There is also no consensus on how high tolls would have to get before large numbers of drivers abandoned the Greenway. Some analysts said that even the approved increases probably will not trigger such a reaction in Loudoun, which has the second-highest median income of any county in the nation.
"When you have pretty high demand, you're going to have pretty high tolls," said Ronald F. Kirby, director of transportation planning at the Metropolitan Washington Council of Governments. "It's a well-to-do region. . . . People driving downtown might be paying 13, 14 bucks a day to park. . . . Even though those toll rates sound high . . . you wouldn't expect it to frighten people off."
Toll hikes on the Greenway have not resulted in significant spurts in usage of other roads, said Art Smith, senior coordinator for planning and development with the county's Office of Transportation Services.
"Its volumes are growing but not spurting," Smith said of Route 7. He said he does not think that a lot of people have been switching to Route 7 because of the tolls, "but there could be as the tolls continue to go up."
Smith also cited plans to replace stoplights with interchanges on Route 7 between the Leesburg Bypass and Route 28 over the next few years.

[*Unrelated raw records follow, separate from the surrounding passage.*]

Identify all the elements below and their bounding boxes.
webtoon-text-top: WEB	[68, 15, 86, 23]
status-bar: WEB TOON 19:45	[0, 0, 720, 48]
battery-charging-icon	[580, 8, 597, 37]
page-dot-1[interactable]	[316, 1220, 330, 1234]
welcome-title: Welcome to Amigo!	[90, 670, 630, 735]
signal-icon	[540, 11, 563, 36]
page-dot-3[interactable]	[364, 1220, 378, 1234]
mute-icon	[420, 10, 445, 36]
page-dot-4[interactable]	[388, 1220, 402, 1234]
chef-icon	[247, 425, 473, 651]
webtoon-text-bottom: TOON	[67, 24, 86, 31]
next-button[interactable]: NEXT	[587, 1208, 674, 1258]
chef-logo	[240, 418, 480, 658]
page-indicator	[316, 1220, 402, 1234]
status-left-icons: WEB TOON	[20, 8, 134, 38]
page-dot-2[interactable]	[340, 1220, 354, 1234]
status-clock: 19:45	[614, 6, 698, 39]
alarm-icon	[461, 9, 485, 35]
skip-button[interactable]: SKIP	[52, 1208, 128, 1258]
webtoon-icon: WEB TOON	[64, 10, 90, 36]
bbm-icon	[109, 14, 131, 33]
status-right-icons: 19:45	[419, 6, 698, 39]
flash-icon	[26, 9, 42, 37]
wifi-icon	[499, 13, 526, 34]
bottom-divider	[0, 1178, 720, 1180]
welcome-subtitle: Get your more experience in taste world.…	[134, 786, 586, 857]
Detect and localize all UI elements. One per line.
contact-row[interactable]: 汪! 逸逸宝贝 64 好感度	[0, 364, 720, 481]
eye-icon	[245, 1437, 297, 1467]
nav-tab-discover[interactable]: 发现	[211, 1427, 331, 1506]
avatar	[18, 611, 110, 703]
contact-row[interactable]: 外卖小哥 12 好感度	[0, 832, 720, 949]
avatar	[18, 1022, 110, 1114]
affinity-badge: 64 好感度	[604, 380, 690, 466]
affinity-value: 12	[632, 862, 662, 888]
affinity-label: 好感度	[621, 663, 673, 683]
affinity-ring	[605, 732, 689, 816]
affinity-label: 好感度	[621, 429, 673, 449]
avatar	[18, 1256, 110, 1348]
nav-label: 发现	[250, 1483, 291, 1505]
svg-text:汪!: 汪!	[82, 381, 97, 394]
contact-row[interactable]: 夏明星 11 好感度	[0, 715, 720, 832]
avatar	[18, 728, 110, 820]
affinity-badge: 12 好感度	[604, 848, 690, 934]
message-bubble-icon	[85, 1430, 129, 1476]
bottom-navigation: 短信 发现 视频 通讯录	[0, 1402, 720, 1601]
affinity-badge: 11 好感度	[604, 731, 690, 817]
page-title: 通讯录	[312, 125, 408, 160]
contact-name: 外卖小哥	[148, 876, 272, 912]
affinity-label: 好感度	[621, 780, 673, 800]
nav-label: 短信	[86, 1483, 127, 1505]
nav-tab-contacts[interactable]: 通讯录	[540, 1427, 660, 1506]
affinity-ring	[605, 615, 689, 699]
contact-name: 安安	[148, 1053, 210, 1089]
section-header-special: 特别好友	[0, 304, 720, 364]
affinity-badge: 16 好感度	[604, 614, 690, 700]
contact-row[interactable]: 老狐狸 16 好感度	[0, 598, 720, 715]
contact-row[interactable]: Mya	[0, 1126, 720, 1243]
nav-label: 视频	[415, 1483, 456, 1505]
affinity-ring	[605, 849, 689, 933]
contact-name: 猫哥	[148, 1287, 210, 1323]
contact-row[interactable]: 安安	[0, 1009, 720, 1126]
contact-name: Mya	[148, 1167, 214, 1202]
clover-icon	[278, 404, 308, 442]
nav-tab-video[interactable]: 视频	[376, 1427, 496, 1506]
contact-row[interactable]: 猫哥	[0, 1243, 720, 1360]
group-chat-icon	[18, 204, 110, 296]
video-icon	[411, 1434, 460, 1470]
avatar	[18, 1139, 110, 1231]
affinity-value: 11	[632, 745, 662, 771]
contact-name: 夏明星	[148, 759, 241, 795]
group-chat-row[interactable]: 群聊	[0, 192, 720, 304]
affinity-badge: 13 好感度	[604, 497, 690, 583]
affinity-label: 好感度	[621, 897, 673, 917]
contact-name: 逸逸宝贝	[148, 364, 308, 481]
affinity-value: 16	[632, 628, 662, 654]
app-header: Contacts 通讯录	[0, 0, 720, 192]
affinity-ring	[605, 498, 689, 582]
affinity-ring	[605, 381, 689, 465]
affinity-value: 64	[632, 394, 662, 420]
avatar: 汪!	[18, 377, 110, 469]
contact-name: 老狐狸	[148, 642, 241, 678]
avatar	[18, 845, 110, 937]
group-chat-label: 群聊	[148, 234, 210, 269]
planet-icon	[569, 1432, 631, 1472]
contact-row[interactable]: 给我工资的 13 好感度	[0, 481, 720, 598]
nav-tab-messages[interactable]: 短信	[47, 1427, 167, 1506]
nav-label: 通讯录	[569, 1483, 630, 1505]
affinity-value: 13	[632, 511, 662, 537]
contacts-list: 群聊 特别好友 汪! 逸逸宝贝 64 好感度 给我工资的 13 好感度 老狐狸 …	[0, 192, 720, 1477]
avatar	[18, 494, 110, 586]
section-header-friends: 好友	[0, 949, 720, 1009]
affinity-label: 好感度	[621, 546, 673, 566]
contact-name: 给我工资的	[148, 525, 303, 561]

He said the improved traffic flow would result in an incentive for drivers to choose the secondary road over the Greenway.
To further complicate matters, even if the high tolls scared commuters onto secondary roads en masse, the gridlock would probably push them back onto the Greenway, Mudge said.
"If the congestion gets so bad on these roads, they'll say, 'Oh, it is worth it,' " he said. "It's a feedback effect."
There may be only one certainty about getting around in Loudoun in the years to come: Drivers will pay -- either with their wallet or with their time.